Margaret has no interest in dancing in restaurants, though.

The group’s biggest performance of the year is at Gen Con in Indianapolis, one of the country’s largest gaming conventions. The group has done steampunk shows, roller derbies and county fairs.

“There’s just sort of that concept of belly dance that’s just one step up from strippers,” she says. “It’s not. You say that, I’ll probably hit you.”

That’s part of what Margaret is out to prove: Belly dance is dance.

Other than Margaret, the original Different Drummer Belly Dancers have moved on, but there’s a new cast of characters: Irina Shishova, who joined the troupe in 2005, and Liby Ball and Britt Jones, who both joined last fall after Margaret asked some of her students to join the team.

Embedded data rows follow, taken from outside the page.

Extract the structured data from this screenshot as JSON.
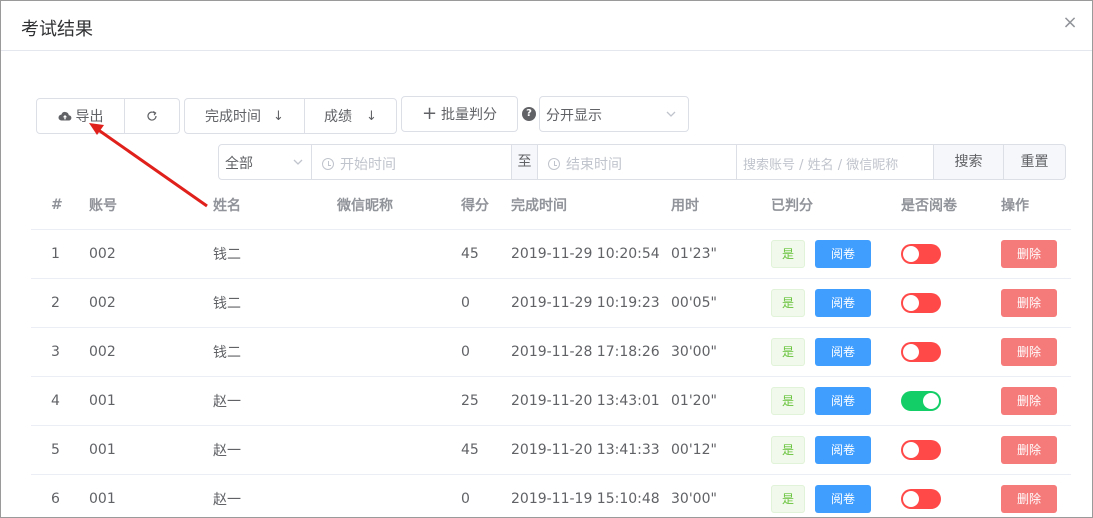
{
  "dialog": {
    "title": "考试结果",
    "close_glyph": "×"
  },
  "toolbar": {
    "export_label": "导出",
    "sort_time_label": "完成时间",
    "sort_score_label": "成绩",
    "sort_glyph": "↓",
    "batch_label": "批量判分",
    "batch_glyph": "+",
    "help_glyph": "?",
    "display_mode": "分开显示"
  },
  "filters": {
    "status": "全部",
    "start_placeholder": "开始时间",
    "range_separator": "至",
    "end_placeholder": "结束时间",
    "search_placeholder": "搜索账号 / 姓名 / 微信昵称",
    "search_label": "搜索",
    "reset_label": "重置"
  },
  "table": {
    "headers": [
      "#",
      "账号",
      "姓名",
      "微信昵称",
      "得分",
      "完成时间",
      "用时",
      "已判分",
      "是否阅卷",
      "操作"
    ],
    "graded_label": "是",
    "review_label": "阅卷",
    "delete_label": "删除",
    "rows": [
      {
        "idx": "1",
        "account": "002",
        "name": "钱二",
        "wechat": "",
        "score": "45",
        "finished": "2019-11-29 10:20:54",
        "duration": "01'23\"",
        "reviewed": false
      },
      {
        "idx": "2",
        "account": "002",
        "name": "钱二",
        "wechat": "",
        "score": "0",
        "finished": "2019-11-29 10:19:23",
        "duration": "00'05\"",
        "reviewed": false
      },
      {
        "idx": "3",
        "account": "002",
        "name": "钱二",
        "wechat": "",
        "score": "0",
        "finished": "2019-11-28 17:18:26",
        "duration": "30'00\"",
        "reviewed": false
      },
      {
        "idx": "4",
        "account": "001",
        "name": "赵一",
        "wechat": "",
        "score": "25",
        "finished": "2019-11-20 13:43:01",
        "duration": "01'20\"",
        "reviewed": true
      },
      {
        "idx": "5",
        "account": "001",
        "name": "赵一",
        "wechat": "",
        "score": "45",
        "finished": "2019-11-20 13:41:33",
        "duration": "00'12\"",
        "reviewed": false
      },
      {
        "idx": "6",
        "account": "001",
        "name": "赵一",
        "wechat": "",
        "score": "0",
        "finished": "2019-11-19 15:10:48",
        "duration": "30'00\"",
        "reviewed": false
      }
    ]
  },
  "colors": {
    "primary": "#409eff",
    "danger": "#f56c6c",
    "switch_on": "#13ce66",
    "switch_off": "#ff4949",
    "success": "#67c23a",
    "annotation_arrow": "#e0201b"
  },
  "icons": [
    "cloud-upload-icon",
    "refresh-icon",
    "sort-down-icon",
    "plus-icon",
    "help-icon",
    "chevron-down-icon",
    "clock-icon",
    "close-icon",
    "annotation-arrow"
  ]
}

Because of Margaret’s injury and the search for new members, the group started practicing again fewer than two months before a visit from Nericcio in March.

Liby and Britt might be new to the troupe, but Margaret treats them like
family nonetheless.

She calls the troupe members “sweetie” and “honey” and “dear.” She sees them as peers.

They don’t critique each other because it’s as much about having fun as it is about putting on a show. When one member starts to feel superior, it’s time for her to move on.

“That’s what I call the flow of the creativity,” she says. “There comes a time when you do need to be off on your own or you do need to form your own troupe. It’s just natural. The troupe is not a solid, fixed thing. It’s going to constantly evolve.”

***

The healing is a slow process, but it’s a process that’s underway.

During the first months after the injury, Margaret moved from sterile, silver metal crutches to a bright pink cane decorated with flowers.

The boot that was on her left foot is gone, and she bought new shoes. On Tuesday, she wore sneakers for the first time in five months.

“It’s pretty cool,” she says. “I’m wearing real shoes.”

But she says she doesn’t want to push it. The last thing she wants is more surgery, and her foot is still healing. She knows because she can still feel the head of the screw the doctors put in to help fix her foot.

“That’s where the healing is happening,” she says. “So I can feel it. I feel it less and less each day, so that’s good.”

She started physical therapy, two sessions a week, and started swimming again in February.

She had been off her leg since November and originally didn’t plan on dancing again until the summer. She’s found that she can do some easier dance moves already, but she won’t be fully recovered until June, she says.

From her corner in the eastside Bloomington living room, she smiles while Irina, Liby and Britt dance. She claps when the song ends and cheers for them.

The happiness is genuine — Irina says Margaret doesn’t hide her true feelings — but she longs to be next to them, to be able to perform onstage.

She’ll continue to try, moving her arms the same way the rest of the troupe does and following their movements with her eyes. But when her troupe was part of a hafla, a belly dance party, in March, she watched from the crowd.

She says she was going to be too busy organizing the event to join in anyway and that she planned to clap and cheer from the audience, but being onstage is why she loves to dance.

“I have performance needs,” she says. “I want to perform.”